Semi-Supervised Deep Learning-Based Multi-component Spectral Calibration Modeling for UV-vis and Near-Infrared Spectroscopy without Information Loss

Anal Chem. 2023 Sep 12;95(36):13446-13455. doi: 10.1021/acs.analchem.3c01132. Epub 2023 Aug 28.

Abstract

Spectral analysis is an important method for characterizing and identifying chemical species. However, quantitative spectral analysis of multiple chemical properties in the real world has always been a challenging problem due to the strong correlation, massive noise, and serious information overlapping of the spectral features. Here, we present a new semi-supervised spectral calibration method based on information lossless decoupling of spectral features named NICEM. To realize the separation and extraction of key latent features, the method uses the flow-based model non-linear independent component estimation (NICE) to learn the sample distribution. The spectral data information is transformed into independent latent variables obeying Gaussian distribution by the reversible structure of deep network without information loss, so as to find the essential properties and realize the feature nonlinear decomposition.
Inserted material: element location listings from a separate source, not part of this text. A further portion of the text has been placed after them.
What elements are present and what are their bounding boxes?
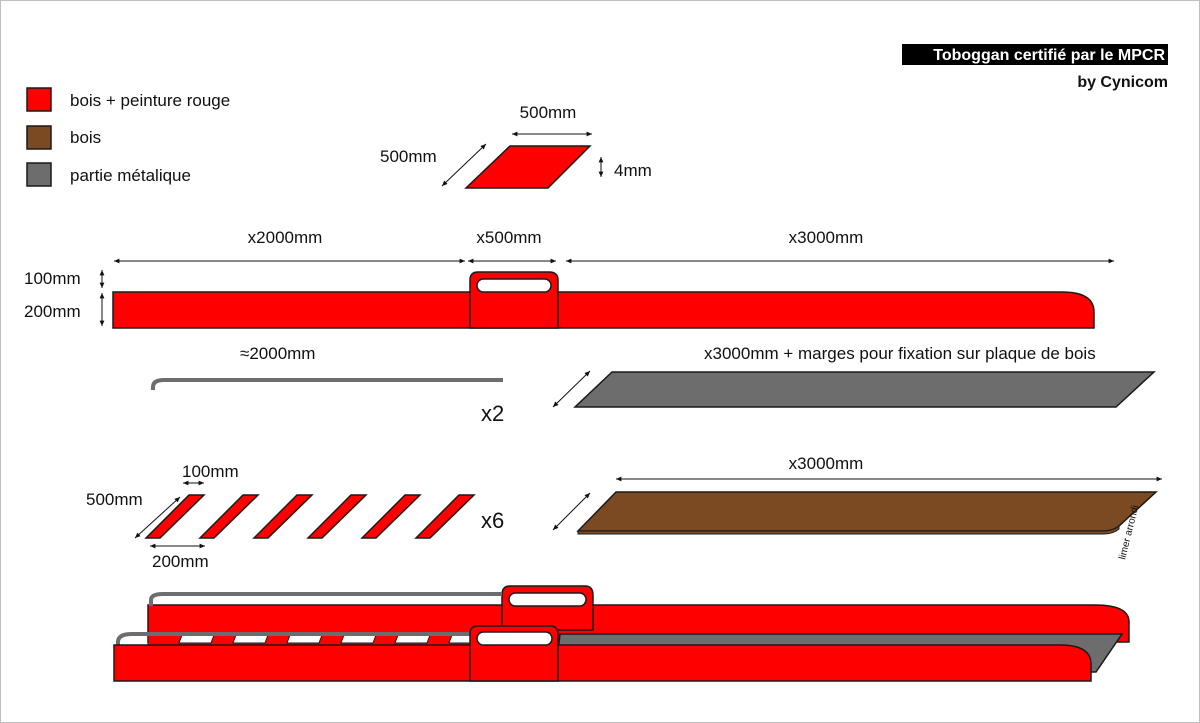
title-text: Toboggan certifié par le MPCR	[933, 47, 1165, 64]
plate-part: 500mm 500mm 4mm	[380, 103, 652, 189]
metal-count-label: x2	[481, 401, 504, 426]
rail-handle-hole	[476, 278, 552, 293]
metal-bar	[151, 378, 503, 390]
legend-label-wood: bois	[70, 128, 101, 147]
assembly-back-bar	[149, 592, 502, 606]
plate-shape	[464, 145, 592, 189]
plate-width-label: 500mm	[520, 103, 577, 122]
legend-label-metal: partie métalique	[70, 166, 191, 185]
board-depth-arrow	[552, 492, 591, 531]
rung	[144, 494, 206, 539]
rail-height-top-label: 100mm	[24, 269, 81, 288]
rail-height-bottom-label: 200mm	[24, 302, 81, 321]
rung	[414, 494, 476, 539]
rung-length-arrow	[134, 496, 181, 539]
title-block: Toboggan certifié par le MPCR by Cynicom	[902, 44, 1168, 91]
metal-parts: ≈2000mm x2 x3000mm + marges pour fixatio…	[151, 344, 1156, 426]
rung-width-label: 100mm	[182, 462, 239, 481]
board-length-label: x3000mm	[789, 454, 864, 473]
legend: bois + peinture rouge bois partie métali…	[26, 87, 230, 187]
rung-spacing-label: 200mm	[152, 552, 209, 571]
wood-board-edge	[577, 524, 1120, 535]
ladder-gap	[394, 634, 431, 644]
legend-swatch-wood	[26, 125, 52, 150]
rail-seg1-label: x2000mm	[248, 228, 323, 247]
rung	[306, 494, 368, 539]
rail-seg2-label: x500mm	[476, 228, 541, 247]
ladder-gap	[286, 634, 323, 644]
wood-board-part: x3000mm limer arrondi	[552, 454, 1162, 561]
rung-count-label: x6	[481, 508, 504, 533]
metal-sheet-label: x3000mm + marges pour fixation sur plaqu…	[704, 344, 1096, 363]
rung-length-label: 500mm	[86, 490, 143, 509]
plate-thickness-label: 4mm	[614, 161, 652, 180]
author-text: by Cynicom	[1077, 74, 1168, 91]
rung	[198, 494, 260, 539]
plate-depth-arrow	[441, 143, 487, 187]
legend-swatch-metal	[26, 162, 52, 187]
side-rail-part: x2000mm x500mm x3000mm 100mm 200mm	[24, 228, 1114, 329]
metal-sheet	[573, 371, 1156, 408]
title-background	[902, 44, 1168, 65]
rail-seg3-label: x3000mm	[789, 228, 864, 247]
legend-swatch-red-wood	[26, 87, 52, 112]
legend-label-red-wood: bois + peinture rouge	[70, 91, 230, 110]
assembly-front-bar	[116, 632, 470, 648]
ladder-gap	[232, 634, 269, 644]
assembly-front-handle-hole	[476, 631, 553, 646]
metal-bar-label: ≈2000mm	[240, 344, 315, 363]
rung	[360, 494, 422, 539]
assembly-view	[113, 585, 1130, 682]
plate-depth-label: 500mm	[380, 147, 437, 166]
ladder-gap	[178, 634, 215, 644]
metal-sheet-depth-arrow	[552, 370, 591, 408]
assembly-back-handle-hole	[508, 592, 587, 607]
wood-board	[576, 491, 1158, 532]
ladder-gap	[340, 634, 377, 644]
rung	[252, 494, 314, 539]
rail-body	[112, 291, 1095, 329]
assembly-front-rail	[113, 644, 1092, 682]
rungs-part: 100mm 500mm 200mm x6	[86, 462, 504, 571]
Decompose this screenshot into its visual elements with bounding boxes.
Moreover, the association between the input latent feature variables and attributes is evaluated by the maximum mutual information coefficient to eliminate the adverse effects of irrelevant information in the latent variable space and mine key information. Since the latent variables are independent in each dimension, the NICEM method is easier to establish an accurate semi-supervised multi-component calibration model even for high overlapping and complex spectral data. The applicability of the proposed spectral modeling method is demonstrated by using three ultraviolet-visible and near-infrared spectral data sets with 15 physical and chemical properties including diesel fuels, corn, and multi-metal ions solution. Results show that the proposed NICEM method has the highest determination coefficient (R2) and significantly improves extrapolation compared with the seven state-of-the-art methods. The proposed method is intuitive because it obviates complex feature engineering and prior knowledge and is a promising spectral calibration tool for quantitative analysis in other spectroscopy applications.